The default storage driver for UID 0 is configured in containers-storage.conf(5) in rootless mode), and is vfs for non-root users when fuse-overlayfs is not available.

The problem was that the default storage driver VFS (used in my system for rootless usage) is way too slow to start/run certain images. See Podman performance.

Because I uninstalled fuse-overlayfs recently, the default behavior with VFS storage kicked in, even though I run a recent kernel (6.12.41) which already supports native overlayfs!

The Overlay file system (OverlayFS) is not supported with kernels prior to 5.12.9 in rootless mode.

So it was not related to Jenkins in that sense. All I had to do was tell Podman that it should use the native overlayfs, even in rootless mode (because I run a kernel > 5.12.9 I can run the native implementation and do not need fuse at all).

Was not aware that the rootless Podman uses “vfs” storage driver by default (i.e., it does not check the kernel version do determine the storage driver for rootless usage).
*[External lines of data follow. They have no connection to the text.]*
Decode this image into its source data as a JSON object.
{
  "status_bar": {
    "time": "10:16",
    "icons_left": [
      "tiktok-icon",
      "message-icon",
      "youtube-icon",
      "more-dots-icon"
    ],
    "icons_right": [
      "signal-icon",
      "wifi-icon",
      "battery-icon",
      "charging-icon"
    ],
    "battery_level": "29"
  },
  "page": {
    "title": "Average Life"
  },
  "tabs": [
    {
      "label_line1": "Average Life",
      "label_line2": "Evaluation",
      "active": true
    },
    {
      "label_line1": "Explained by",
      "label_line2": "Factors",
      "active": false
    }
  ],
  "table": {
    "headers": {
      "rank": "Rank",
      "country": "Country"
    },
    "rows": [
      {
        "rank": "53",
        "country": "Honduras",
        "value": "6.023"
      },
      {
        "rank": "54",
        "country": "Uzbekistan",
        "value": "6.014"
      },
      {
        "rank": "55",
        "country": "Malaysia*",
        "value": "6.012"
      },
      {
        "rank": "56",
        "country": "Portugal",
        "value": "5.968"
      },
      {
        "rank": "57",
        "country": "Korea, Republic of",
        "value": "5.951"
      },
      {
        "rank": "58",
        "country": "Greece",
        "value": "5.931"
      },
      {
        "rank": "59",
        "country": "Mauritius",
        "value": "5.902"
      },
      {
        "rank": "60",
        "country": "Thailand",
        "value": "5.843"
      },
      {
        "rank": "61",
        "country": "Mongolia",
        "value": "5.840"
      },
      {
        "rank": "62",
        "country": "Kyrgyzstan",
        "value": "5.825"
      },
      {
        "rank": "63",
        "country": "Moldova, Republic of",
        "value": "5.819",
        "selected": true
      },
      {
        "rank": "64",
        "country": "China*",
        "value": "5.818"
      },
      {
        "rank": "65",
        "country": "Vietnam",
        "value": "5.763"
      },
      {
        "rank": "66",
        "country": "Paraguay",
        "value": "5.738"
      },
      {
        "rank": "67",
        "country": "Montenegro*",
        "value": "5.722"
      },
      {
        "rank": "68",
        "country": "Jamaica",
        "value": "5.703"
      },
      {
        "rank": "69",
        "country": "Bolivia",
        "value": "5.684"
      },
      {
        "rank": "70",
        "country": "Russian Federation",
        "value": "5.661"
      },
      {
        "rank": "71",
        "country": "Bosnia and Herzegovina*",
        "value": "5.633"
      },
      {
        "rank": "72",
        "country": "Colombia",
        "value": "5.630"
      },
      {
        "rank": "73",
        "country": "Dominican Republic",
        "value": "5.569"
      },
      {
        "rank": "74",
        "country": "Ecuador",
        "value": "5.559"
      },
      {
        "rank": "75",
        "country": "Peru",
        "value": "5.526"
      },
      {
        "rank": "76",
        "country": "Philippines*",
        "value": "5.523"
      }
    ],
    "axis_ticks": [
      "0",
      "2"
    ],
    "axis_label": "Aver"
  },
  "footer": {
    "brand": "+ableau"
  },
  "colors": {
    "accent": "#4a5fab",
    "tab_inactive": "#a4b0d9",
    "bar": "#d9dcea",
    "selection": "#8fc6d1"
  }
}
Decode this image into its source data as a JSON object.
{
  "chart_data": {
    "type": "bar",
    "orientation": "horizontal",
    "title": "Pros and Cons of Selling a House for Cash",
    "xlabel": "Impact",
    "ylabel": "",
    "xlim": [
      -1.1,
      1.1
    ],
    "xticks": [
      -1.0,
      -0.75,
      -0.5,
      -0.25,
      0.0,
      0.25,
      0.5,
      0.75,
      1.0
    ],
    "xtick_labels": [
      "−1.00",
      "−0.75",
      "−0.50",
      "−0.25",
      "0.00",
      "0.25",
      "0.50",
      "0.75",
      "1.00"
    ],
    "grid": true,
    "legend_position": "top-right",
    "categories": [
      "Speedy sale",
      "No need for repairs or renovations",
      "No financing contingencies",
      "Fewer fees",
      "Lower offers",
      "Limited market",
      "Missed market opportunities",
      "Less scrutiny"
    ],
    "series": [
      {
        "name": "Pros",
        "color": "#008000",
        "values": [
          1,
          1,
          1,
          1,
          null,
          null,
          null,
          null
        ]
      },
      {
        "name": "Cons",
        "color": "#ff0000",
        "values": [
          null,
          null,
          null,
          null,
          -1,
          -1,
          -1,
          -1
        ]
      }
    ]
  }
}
# /etc/containers/storage.conf
[storage]
driver="overlay"
runroot = "/var/run/containers/storage"
graphroot = "/var/lib/containers/storage"

To migrate from VFS to overlay I followed the upstream docs (podman system reset) in rootless (user Jenkins) mode.

I checked that the rootless Podman (user Jenkins) indeed runs with (native) overlay storage driver.

$ podman info | grep graph
  graphDriverName: overlay

I think that’s fixed. Thanks anyways. Hope it helps if anyone bumps into similar issues.